Keine Ölpreisrallye in Sicht

Die Abhängigkeit des Westens von Ölimporten aus Krisenregionen wird Jahr für Jahr abnehmen. Dank neu entdeckter Schiefergas- und Erdölvorkommen wird den USA geradezu ein Boom prophezeit.

Nach Berechnungen der als seriös geltenden Internationalen Energieagentur (EIA) werden die Staaten in rund 10 Jahren noch vor Saudi-Arabien zum größten Ölproduzenten der Welt aufsteigen und in wiederum 10 Jahren energieautark sein.

Das ist ein so grundlegender Paradigmenwechsel, dass die IEA in ihrem „Weltenergiebericht 2012“ von „einer Zeitenwende für den globalen Energiemarkt“ spricht.

Beachten Sie: Wie die übrigen Industriestaaten des Westens müssen die USA gegenwärtig aber noch 20 % ihres Energiebedarfs durch Importe decken.

Einkauf 2013: Gute Aussichten

Horrorgeschichten über bevorstehende Öl- und Rohstoffkriege können erst einmal in den Papierkorb wandern.
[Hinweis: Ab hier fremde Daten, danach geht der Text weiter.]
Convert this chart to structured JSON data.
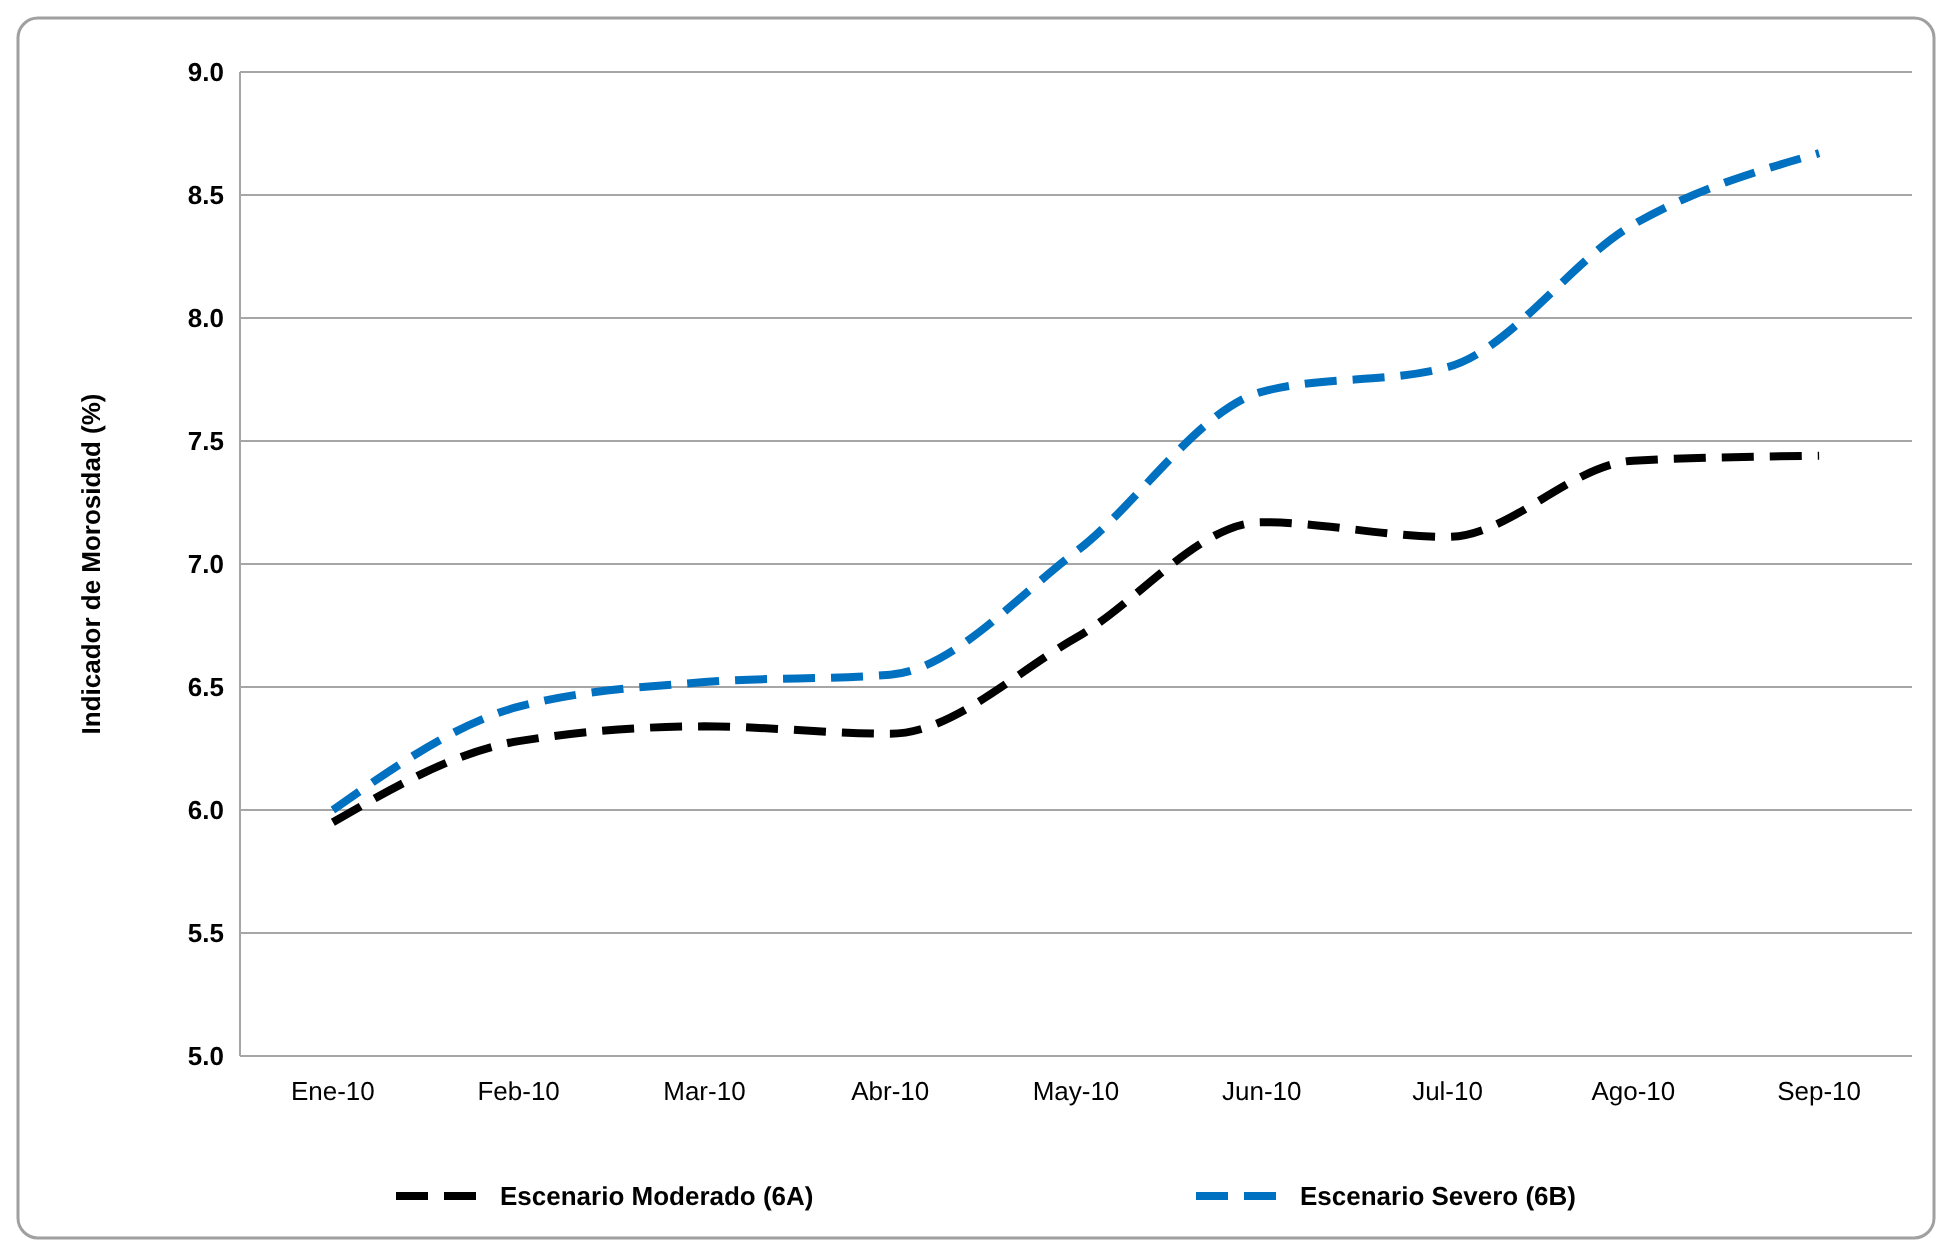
{
  "chart_data": {
    "type": "line",
    "ylabel": "Indicador de Morosidad (%)",
    "categories": [
      "Ene-10",
      "Feb-10",
      "Mar-10",
      "Abr-10",
      "May-10",
      "Jun-10",
      "Jul-10",
      "Ago-10",
      "Sep-10"
    ],
    "series": [
      {
        "name": "Escenario Moderado (6A)",
        "color": "#000000",
        "values": [
          5.95,
          6.28,
          6.34,
          6.31,
          6.7,
          7.17,
          7.11,
          7.42,
          7.44
        ]
      },
      {
        "name": "Escenario Severo (6B)",
        "color": "#0070c0",
        "values": [
          6.0,
          6.42,
          6.52,
          6.55,
          7.05,
          7.7,
          7.8,
          8.38,
          8.67
        ]
      }
    ],
    "ylim": [
      5.0,
      9.0
    ],
    "yticks": [
      {
        "value": 5,
        "label": "5.0"
      },
      {
        "value": 5.5,
        "label": "5.5"
      },
      {
        "value": 6,
        "label": "6.0"
      },
      {
        "value": 6.5,
        "label": "6.5"
      },
      {
        "value": 7,
        "label": "7.0"
      },
      {
        "value": 7.5,
        "label": "7.5"
      },
      {
        "value": 8,
        "label": "8.0"
      },
      {
        "value": 8.5,
        "label": "8.5"
      },
      {
        "value": 9,
        "label": "9.0"
      }
    ],
    "grid": "y",
    "legend": "bottom",
    "line_style": "dashed",
    "marker": "none"
  }
}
Denn aller Voraussicht nach wird es in diesem Jahr zu keiner Preisrallye kommen.

Dafür sorgen
eine weltweit sinkende Nachfrage nach Erdöl und ebenfalls weltweit anwachsende Lagerbestände (in den USA hangeln sie sich zum Beispiel von einem 3-Jahres- Hoch zum anderen). Die EIA hat auf diese Entwicklungen auch schon reagiert und ihre Wachstumsprognosen für dieses Jahr von 8 % auf unter 7 % revidiert.

Mehr noch: Bereits im Jahr 2017 sieht die EIA den Ölweltmarkt im Plus. Denn dann werden zwar 102 Mio. Barrel pro Tag gefördert, aber nur noch rund 96 Mio. Barrel nachgefragt. Für Energieeinkäufer könnten in Sachen Erdöl also bessere Zeiten anbrechen.

Vorausgesetzt, das Pulverfass Nahost fliegt vorher nicht endgültig in die Luft.